The Mayo score was significantly higher in the IC-NBG group than in the MFC and 1,2-ICSRA-VBG groups (p=0.04). Likewise, the Q-DASH score and VAS score were lower in the IC-NBG group than in the MFC and 1,2-ICSRA-VBG groups, although not statistically significant (p=0.61 and p=0.14, respectively). Hirche et al.[18] found similar results on the Mayo score between vascularized graft group and non-vascularized graft group. Our study showed better functional outcomes in the IC-NBG group. Moreover, the LISA was significantly higher in the IC-NBG group than in the MFC and 1,2-ICSRA-VBG groups in our study (p=0.03).

When a vascularized graft is used, consolidation occurs through normal fracture resolution; as a result of the providing osteogenic, osteoinductive and osteoconductive stimuli, that more appropriately support biomechanical loading to achieve and rapid consolidation.[19,20] In contrast, the use of a NVBG promotes consolidation through a substitution process, by providing a ‘‘scaffold’’, instead of living tissue.[20] In our study, the scaphoid height-to-length ratio in all three groups was consistent with the normal value in the literature and there were no statistically significant differences among the groups. It has been suggested that all three techniques are good at preventing the scaphoid construction.

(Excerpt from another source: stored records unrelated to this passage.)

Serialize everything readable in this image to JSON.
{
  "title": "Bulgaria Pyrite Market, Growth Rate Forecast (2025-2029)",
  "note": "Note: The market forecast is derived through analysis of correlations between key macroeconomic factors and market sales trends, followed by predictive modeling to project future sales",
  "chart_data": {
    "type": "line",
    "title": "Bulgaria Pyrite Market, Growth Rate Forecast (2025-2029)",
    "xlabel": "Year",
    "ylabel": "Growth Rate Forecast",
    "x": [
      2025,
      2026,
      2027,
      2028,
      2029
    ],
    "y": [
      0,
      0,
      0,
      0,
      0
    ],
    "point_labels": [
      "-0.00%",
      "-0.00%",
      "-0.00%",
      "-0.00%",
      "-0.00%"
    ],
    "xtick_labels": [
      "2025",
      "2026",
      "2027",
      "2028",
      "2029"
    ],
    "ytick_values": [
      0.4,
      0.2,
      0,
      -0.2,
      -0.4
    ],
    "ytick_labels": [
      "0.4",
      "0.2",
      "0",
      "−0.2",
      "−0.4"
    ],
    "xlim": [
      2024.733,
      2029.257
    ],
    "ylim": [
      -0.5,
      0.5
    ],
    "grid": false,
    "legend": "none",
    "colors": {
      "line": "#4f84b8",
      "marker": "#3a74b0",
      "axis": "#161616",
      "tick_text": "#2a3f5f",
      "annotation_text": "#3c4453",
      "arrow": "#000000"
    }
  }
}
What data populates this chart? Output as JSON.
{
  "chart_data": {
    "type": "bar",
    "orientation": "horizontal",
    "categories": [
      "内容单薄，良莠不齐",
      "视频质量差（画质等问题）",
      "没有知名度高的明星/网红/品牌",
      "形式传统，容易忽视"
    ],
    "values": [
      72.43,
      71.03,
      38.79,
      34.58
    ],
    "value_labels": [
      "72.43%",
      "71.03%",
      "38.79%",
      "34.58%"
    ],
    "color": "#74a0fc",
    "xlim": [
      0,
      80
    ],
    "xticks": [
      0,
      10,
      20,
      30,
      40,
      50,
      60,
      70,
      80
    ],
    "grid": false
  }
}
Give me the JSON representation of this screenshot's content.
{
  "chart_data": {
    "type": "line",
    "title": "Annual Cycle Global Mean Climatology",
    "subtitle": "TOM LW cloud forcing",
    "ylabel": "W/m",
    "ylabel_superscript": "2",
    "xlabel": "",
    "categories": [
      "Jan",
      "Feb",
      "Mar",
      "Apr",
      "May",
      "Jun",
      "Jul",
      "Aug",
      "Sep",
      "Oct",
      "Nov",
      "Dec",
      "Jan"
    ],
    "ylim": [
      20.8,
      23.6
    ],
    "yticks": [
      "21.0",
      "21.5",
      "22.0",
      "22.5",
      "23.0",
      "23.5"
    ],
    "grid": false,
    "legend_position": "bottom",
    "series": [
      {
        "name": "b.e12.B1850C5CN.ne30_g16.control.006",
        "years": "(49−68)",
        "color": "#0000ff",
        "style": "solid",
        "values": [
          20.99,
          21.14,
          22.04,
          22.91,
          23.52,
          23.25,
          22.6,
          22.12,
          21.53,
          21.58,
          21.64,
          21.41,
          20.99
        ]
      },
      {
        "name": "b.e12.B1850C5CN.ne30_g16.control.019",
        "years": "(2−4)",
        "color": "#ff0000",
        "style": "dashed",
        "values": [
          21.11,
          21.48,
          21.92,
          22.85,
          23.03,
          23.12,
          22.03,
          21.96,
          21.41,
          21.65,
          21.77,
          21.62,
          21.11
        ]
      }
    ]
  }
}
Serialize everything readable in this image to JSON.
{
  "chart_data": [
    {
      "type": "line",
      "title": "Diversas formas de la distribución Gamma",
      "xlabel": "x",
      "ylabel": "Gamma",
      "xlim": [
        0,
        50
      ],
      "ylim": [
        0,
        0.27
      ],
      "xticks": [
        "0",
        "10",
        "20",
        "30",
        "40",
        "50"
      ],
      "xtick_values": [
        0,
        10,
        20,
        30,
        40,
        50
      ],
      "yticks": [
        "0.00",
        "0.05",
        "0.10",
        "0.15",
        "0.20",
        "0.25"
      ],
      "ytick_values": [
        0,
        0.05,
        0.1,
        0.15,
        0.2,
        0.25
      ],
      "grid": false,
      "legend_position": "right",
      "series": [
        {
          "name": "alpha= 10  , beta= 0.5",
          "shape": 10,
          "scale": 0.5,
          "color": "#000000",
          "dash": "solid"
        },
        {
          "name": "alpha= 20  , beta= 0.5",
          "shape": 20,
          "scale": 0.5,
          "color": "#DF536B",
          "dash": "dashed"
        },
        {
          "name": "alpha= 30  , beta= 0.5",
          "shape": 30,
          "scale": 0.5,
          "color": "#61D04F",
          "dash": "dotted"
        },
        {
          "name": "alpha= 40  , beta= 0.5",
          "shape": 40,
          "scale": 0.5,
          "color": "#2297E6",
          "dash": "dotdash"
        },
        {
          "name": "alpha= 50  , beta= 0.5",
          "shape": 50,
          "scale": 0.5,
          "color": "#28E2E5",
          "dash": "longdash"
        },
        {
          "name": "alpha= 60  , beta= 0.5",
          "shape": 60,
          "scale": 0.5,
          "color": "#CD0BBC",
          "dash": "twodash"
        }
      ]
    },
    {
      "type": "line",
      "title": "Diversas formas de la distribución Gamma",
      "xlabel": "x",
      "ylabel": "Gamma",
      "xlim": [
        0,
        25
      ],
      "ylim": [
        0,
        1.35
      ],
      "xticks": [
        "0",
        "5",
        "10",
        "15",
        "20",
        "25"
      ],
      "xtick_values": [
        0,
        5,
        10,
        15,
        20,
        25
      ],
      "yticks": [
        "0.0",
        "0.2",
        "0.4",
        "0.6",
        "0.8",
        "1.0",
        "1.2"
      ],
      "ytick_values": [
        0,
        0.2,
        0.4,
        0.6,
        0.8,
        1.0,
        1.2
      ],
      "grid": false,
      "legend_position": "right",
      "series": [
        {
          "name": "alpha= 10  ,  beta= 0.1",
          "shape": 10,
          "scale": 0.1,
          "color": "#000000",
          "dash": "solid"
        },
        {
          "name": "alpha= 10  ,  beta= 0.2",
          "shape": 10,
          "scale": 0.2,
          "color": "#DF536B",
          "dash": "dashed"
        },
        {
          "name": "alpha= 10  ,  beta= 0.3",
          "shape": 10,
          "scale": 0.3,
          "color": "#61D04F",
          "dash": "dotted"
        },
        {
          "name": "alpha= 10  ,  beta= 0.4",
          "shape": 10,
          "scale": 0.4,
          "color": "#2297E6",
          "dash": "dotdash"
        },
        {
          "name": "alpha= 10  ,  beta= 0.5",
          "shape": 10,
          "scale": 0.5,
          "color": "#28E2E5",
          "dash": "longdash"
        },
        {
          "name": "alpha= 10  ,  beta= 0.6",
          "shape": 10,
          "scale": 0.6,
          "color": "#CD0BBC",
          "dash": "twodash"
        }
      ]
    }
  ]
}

However, no consensus on the normal value of LISA has been reached in the literature.[21]

Although some studies obtained no satisfactory results in patients treated with NVBG and screw fixation for scaphoid non-unions, recent meta-analyses have shown that, despite a higher union rate and earlier union with the VBG technique, this radiological advantage does not provide any functional benefits.[22,23] Additionally, VBGs are technically more difficult and need more surgical experience. The IC-NBG is widely used as a standard technique and provides relatively large volumes and relatively easy to harvest grafts with good biomechanical properties. In the present study, better outcomes could be obtained with the IC-NBG for SN.

The main limitations of this study are its single-center and retrospective design with a relatively small sample size. In addition, the choice of surgical technique was determined by the surgeons’ experience and discretion. Further large-scale, prospective studies are needed to confirm these findings.

In conclusion, we suggest to use IC-NBG for scaphoid waist nonunion as the primary procedure, as it is easier, does not require special experience, and has better functional outcomes. We do not recommend MFC bone graft for primary treatment of scaphoid waist nonunion, since the operation is longer, more difficult, and requires microsurgical techniques with poor outcomes.

Conflict of Interest

The authors declared no conflicts of interest with respect to the authorship and/or publication of this article.

Financial Disclosure

The authors received no financial support for the research and/or authorship of this article.